O projeto inicial ainda ganhou mais corpo com as ideias da Tatiana Moura – coordenadora pedagógica, responsável junto a mim e ao Paulo Vitor por desenvolver os projetos da Ivone. Trouxe por fim a consciência de que fora da área de História todos os meus professores, de cara, são muito mais preparados do que eu em suas práticas e didática. Assim, só se eu fosse muito “limítrofe” para não querer ouvi-los e não extrair as suas potencialidades em prol da escola. Em suma, descobri que não se é diretor sozinho. E, principalmente, aprendi que os sonhos se tornam realidade quando a sua equipe e toda a comunidade escolar compram a sua ideia.

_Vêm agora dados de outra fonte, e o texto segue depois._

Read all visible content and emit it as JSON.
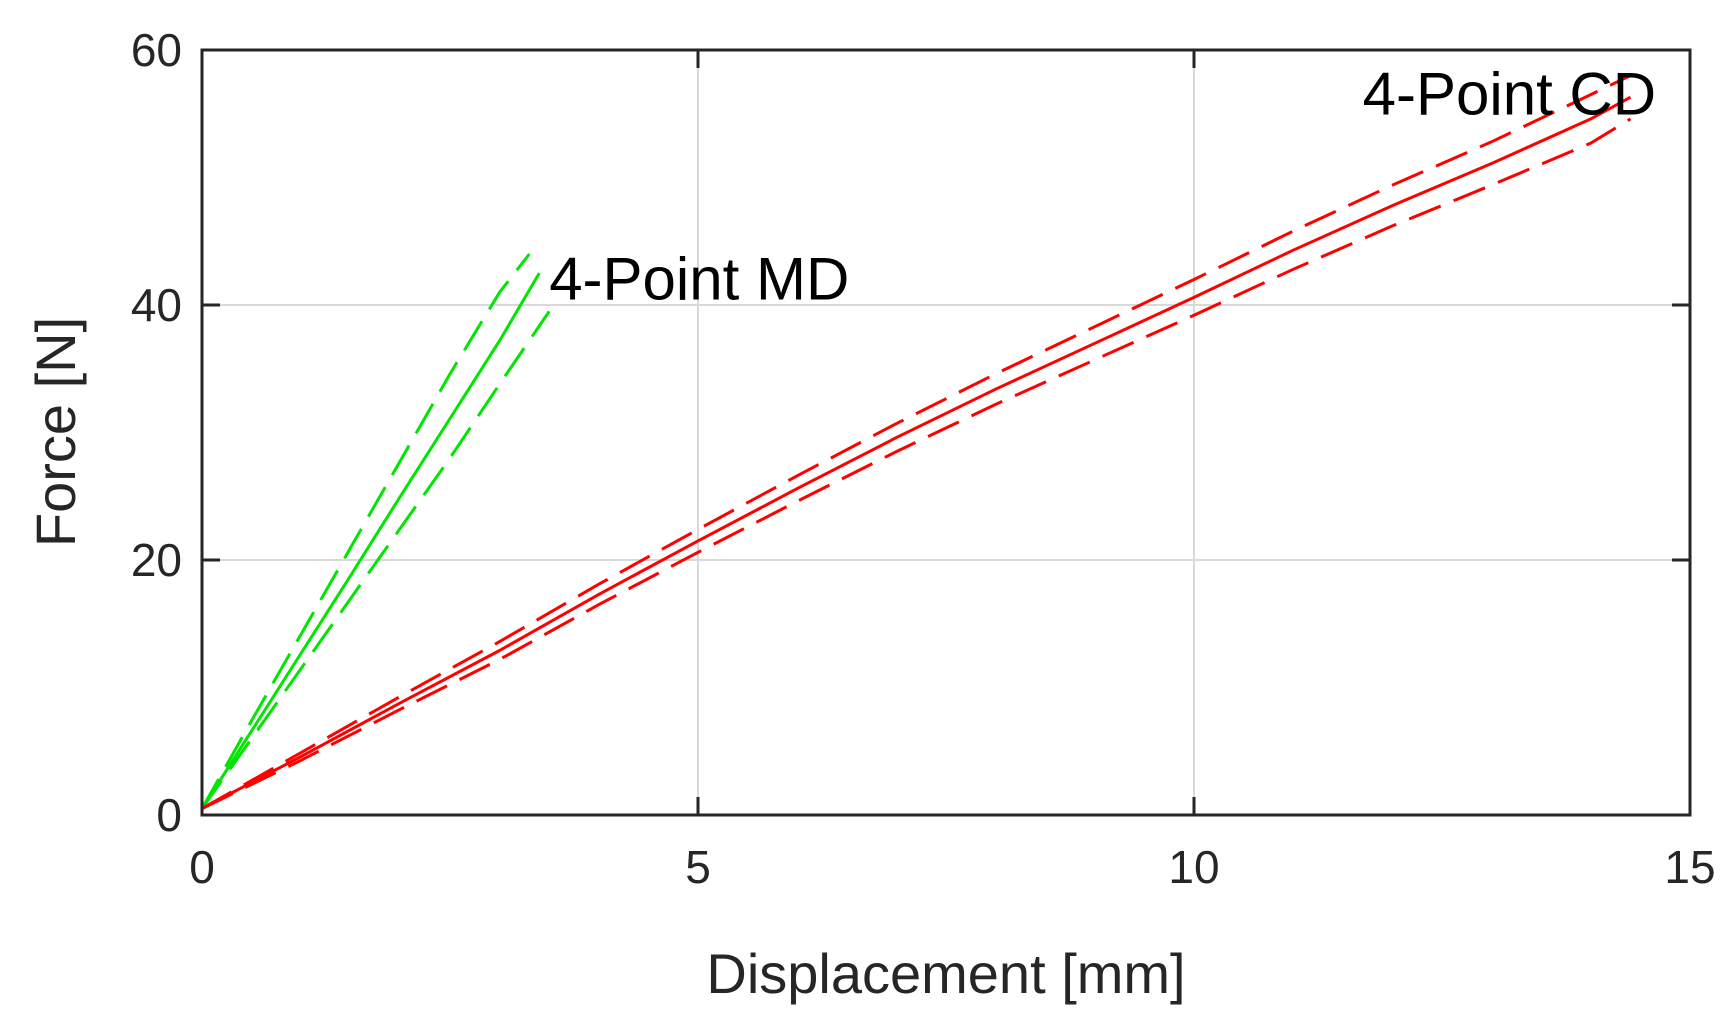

Desta nova experiência nasce a minha participação como colunista de GESTÃO ESCOLAR. Este será um espaço quinzenal para debatermos desafios, projetos e boas práticas de gestão da minha e da sua escola. Aqui, pretendo apresentar um pouco do cotidiano do gabinete na Ivone, relatando nossas conquistas e dificuldades, além de apresentar as contribuições dos educadores-leitores que nos contactarem. Buscarei também na minha prática como gestor e, agora também como colunista, nunca perder de vista o fato de que antes de tudo sou um professor. Logo, os próximos textos abordarão contradições, implicações e potencialidades que o cargo de diretor nos apresenta, em comparação com a docência. Contamos assim, colega educador, com a sua colaboração e sugestão para novos temas que serão tratados – sempre que possível, com bom humor, mas acima de tudo vislumbrando criar um espaço de diálogo em favor da Educação.  

Um abraço,
José Marcos Couto Jr

José Marcos Couto Júnior é formado em História e Mestre em Educação pela Faculdade de Formação de Professores da Universidade do Estado do Rio de Janeiro (UERJ). Em 2018, foi eleito Educador do Ano no Prêmio Educador Nota 10. Servidor da Prefeitura do Rio de Janeiro há 10 anos, atua desde fevereiro como diretor na Escola Municipal Professora Ivone Nunes Ferreira, no Rio de Janeiro.